Introduction

12/16/2018

Usage Statistics within Puerto Rico in 2017

Introduction
With statistics in Puerto Rico, information is scarce. Only one paper was found, which is the one referenced here. It was published in March 2018 and it utilizes data from a survey done in 2013-14. This survey was designed to study social and familial factor associated with drinking. The analysis done provides 12-month rates of any drug use, use of various illegal drugs, and use of legal drugs used in a non-prescribed manner. Two previous papers analyzed drug use in household samples of Puerto Rican adults.

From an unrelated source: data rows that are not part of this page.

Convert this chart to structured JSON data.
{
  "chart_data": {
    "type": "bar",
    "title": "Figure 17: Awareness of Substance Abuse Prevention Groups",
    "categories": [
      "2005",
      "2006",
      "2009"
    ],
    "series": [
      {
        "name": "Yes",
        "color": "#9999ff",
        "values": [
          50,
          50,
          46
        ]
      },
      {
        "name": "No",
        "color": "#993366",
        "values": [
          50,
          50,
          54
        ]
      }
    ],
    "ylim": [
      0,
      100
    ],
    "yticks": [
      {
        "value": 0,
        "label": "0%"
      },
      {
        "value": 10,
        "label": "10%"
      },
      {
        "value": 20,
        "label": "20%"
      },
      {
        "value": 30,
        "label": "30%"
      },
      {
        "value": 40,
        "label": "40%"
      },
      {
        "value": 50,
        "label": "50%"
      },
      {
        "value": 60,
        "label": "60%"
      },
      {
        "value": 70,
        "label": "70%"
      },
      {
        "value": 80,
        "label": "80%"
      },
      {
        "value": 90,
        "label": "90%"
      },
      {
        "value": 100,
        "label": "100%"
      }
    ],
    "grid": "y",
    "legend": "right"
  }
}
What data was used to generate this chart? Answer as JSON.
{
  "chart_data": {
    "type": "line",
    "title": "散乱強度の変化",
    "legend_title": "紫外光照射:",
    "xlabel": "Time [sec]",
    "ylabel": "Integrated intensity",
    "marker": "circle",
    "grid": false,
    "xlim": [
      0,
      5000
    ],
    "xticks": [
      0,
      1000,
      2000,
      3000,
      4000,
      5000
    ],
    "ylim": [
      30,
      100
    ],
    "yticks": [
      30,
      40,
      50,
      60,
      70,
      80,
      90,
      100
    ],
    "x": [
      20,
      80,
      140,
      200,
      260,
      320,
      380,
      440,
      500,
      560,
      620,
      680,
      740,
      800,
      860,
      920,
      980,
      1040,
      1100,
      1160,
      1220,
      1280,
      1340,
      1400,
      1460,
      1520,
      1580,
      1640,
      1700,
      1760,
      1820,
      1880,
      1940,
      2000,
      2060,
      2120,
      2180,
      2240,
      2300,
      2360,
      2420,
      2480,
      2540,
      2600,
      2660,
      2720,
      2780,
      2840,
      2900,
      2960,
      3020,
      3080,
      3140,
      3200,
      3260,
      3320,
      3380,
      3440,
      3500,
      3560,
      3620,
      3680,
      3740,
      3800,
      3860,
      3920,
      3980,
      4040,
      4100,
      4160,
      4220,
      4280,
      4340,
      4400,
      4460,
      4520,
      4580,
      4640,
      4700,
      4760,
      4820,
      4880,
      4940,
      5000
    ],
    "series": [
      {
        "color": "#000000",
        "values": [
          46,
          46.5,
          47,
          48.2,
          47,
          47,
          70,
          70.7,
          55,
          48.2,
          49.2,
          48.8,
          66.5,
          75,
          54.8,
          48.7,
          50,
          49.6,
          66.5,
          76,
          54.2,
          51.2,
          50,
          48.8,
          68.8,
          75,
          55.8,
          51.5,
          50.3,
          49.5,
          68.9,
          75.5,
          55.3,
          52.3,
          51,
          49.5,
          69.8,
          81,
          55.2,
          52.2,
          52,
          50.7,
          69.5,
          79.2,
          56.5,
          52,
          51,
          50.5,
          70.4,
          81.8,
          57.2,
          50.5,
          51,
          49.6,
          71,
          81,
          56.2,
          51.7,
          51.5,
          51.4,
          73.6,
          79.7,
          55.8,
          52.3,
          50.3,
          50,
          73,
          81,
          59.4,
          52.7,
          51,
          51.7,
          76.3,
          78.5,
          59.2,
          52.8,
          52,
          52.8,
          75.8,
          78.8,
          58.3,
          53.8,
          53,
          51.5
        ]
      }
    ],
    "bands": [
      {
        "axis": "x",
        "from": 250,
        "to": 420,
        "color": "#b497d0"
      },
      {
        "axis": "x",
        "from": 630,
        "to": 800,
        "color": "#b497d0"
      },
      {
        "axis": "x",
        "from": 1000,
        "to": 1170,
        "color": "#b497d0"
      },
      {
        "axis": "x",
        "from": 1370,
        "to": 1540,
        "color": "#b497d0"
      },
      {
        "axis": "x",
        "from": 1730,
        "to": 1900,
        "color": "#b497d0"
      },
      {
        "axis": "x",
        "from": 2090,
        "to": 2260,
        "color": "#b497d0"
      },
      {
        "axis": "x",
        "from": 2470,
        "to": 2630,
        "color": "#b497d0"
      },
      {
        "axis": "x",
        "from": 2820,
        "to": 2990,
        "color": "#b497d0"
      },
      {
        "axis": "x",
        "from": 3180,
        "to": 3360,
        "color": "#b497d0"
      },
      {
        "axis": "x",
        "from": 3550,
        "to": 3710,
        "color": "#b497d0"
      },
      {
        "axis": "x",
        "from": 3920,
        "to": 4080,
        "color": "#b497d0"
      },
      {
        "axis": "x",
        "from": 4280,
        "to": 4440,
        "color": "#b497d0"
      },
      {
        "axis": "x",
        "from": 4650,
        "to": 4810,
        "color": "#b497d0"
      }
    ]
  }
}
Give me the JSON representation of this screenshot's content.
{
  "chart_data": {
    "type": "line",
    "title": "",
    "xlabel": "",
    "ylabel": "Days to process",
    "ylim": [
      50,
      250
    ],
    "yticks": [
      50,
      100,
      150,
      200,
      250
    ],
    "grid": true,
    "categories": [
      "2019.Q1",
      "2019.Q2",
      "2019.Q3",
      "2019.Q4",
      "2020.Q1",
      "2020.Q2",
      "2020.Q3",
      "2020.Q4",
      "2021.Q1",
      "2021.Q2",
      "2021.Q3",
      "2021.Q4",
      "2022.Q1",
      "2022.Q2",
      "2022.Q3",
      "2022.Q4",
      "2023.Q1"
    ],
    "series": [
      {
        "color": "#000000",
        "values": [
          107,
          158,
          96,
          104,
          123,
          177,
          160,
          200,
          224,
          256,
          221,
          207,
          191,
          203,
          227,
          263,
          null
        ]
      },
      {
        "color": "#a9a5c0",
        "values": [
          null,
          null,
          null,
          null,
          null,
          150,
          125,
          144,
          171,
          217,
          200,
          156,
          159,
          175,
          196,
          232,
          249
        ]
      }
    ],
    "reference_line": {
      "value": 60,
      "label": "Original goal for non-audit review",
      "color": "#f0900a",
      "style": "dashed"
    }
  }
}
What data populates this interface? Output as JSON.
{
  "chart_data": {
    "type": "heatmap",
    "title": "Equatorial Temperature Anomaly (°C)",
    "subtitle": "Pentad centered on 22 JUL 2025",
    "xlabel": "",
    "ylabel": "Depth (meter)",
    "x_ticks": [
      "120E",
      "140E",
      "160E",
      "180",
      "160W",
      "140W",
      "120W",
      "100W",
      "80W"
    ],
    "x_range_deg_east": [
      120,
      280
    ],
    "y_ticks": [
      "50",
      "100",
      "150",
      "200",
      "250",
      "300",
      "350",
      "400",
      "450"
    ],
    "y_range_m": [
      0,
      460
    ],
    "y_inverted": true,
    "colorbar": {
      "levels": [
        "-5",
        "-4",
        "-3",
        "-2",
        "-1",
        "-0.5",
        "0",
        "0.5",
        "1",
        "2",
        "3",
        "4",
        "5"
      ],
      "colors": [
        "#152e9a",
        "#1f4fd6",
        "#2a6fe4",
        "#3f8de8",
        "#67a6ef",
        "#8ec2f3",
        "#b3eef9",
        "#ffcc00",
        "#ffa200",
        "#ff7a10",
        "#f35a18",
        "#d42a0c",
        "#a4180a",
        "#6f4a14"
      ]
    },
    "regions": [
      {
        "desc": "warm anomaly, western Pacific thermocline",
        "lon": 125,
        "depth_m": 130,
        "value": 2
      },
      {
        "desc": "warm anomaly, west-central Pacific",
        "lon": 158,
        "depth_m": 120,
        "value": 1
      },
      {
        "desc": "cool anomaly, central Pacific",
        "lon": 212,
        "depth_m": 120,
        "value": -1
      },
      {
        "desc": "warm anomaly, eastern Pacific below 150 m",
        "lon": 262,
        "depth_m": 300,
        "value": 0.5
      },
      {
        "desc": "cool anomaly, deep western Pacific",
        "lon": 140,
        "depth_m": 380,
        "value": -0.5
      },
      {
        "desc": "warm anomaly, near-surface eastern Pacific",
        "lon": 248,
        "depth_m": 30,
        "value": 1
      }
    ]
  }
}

One analyzed 1987 data and reported that the proportion of ever-users was 8.2% (men: 12.1%; women: 4.8%), and lifetime DSM-III drug abuse and/or dependence was 1.2% (men: 2.2%; women: 0.37%). Another reported information taken from a 1998 survey which showed a past year rate of illegal drug use of 2.6% with DSM-IV abuse and dependence present in 1.3% of the sample. Apart from those done, there wasn't much more found on opioid use and abuse statistics for Puerto Rico. The investigation referenced is titled "Illegal drug use and its correlates in San Juan, Puerto Rico".
Results
Overall, a little less than 1 in 6 adults in San Juan, Puerto Rico used an illegal drug or a licit drug in a non-prescribed way in the previous 12 months (Table 1). The prevalence of this use was 20.6% among men and 12.9% among women. The most prevalent drug was marijuana, which was used by just over 10% of the adult population. This was followed by opiates, speed/amphetamines, tranquilizers, and cocaine/ crack, which all had prevalence rates between 2% and 3%. Heroin/ opium, hallucinogens, and methadone were all used by less than 1% of the adult population. If all the opium derivatives (Opiates, Heroin, opium & methadone) are added up, the total usage of this drug group would be 3.99% of the prevalence use in Puerto Rico. This would still put opioids as the second most utilized drug group in 2013-14.
This table illustrates usage statistics for all drug groups studied, the totals for opioids being 3.99%,
divided here in: Opiates, Methadone and Heroin/Opium.
Results correlating sociodemographic with of drug use were not surprising. Men were more than 1.5x more likely than women to report past year drug use. Those who were 18–29 and 30–39 years of age were approximately 2x more likely to use drugs compared to those 50 years of age and older. Those with low to medium family cohesion and/or pride were 2x and 1.5x more likely, respectively, to use drugs than those with high family cohesion and/or pride. Respondents with “no religious preference” were 2x more likely than those identified as Catholics to report drug use. Finally, those with an annual family income above $40,000 were protected against drug use in comparison to those with an annual income equal to or less than $10,000. This reflects previous findings for Puerto Rico and for the U.S. mainland. Low and medium family cohesion and/or pride are also positively associated with drug use. Family cohesion has been identified as protective against a series of problem behaviors among Hispanics. Similarly, “no religion” is positively associated with drug use. Results in the literature consistently indicate that religion is negatively correlated with alcohol and drug use. Finally, an annual income above $40,000 is associated with decreased odds of drug use. Findings on this topic are fragmented, with papers focusing on different population subgroups (e.g., adolescents, low income populations) and different measures of income (e.g., personal, familial, neighborhood level). This could be the reason why the results are not as cohesive as those observed with the US statistics.
This table breaks down all the statistics analyzed and compiled for this study.
In conclusion, with this paper was tried to achieve, was done but not to its full potencial. More surveys could've been administered to a bigger population size, thus making the results more palpable and believable. Also, these types of studies should be done annually as they can be compared and demographics of a posible epidemic can be determined by their own statistics. This would be as opposed to basing the courses of action off the statistics seen in the US, which are not comparable because of the different socioeconomic situations of their people and the obvious physical differences in country sizes.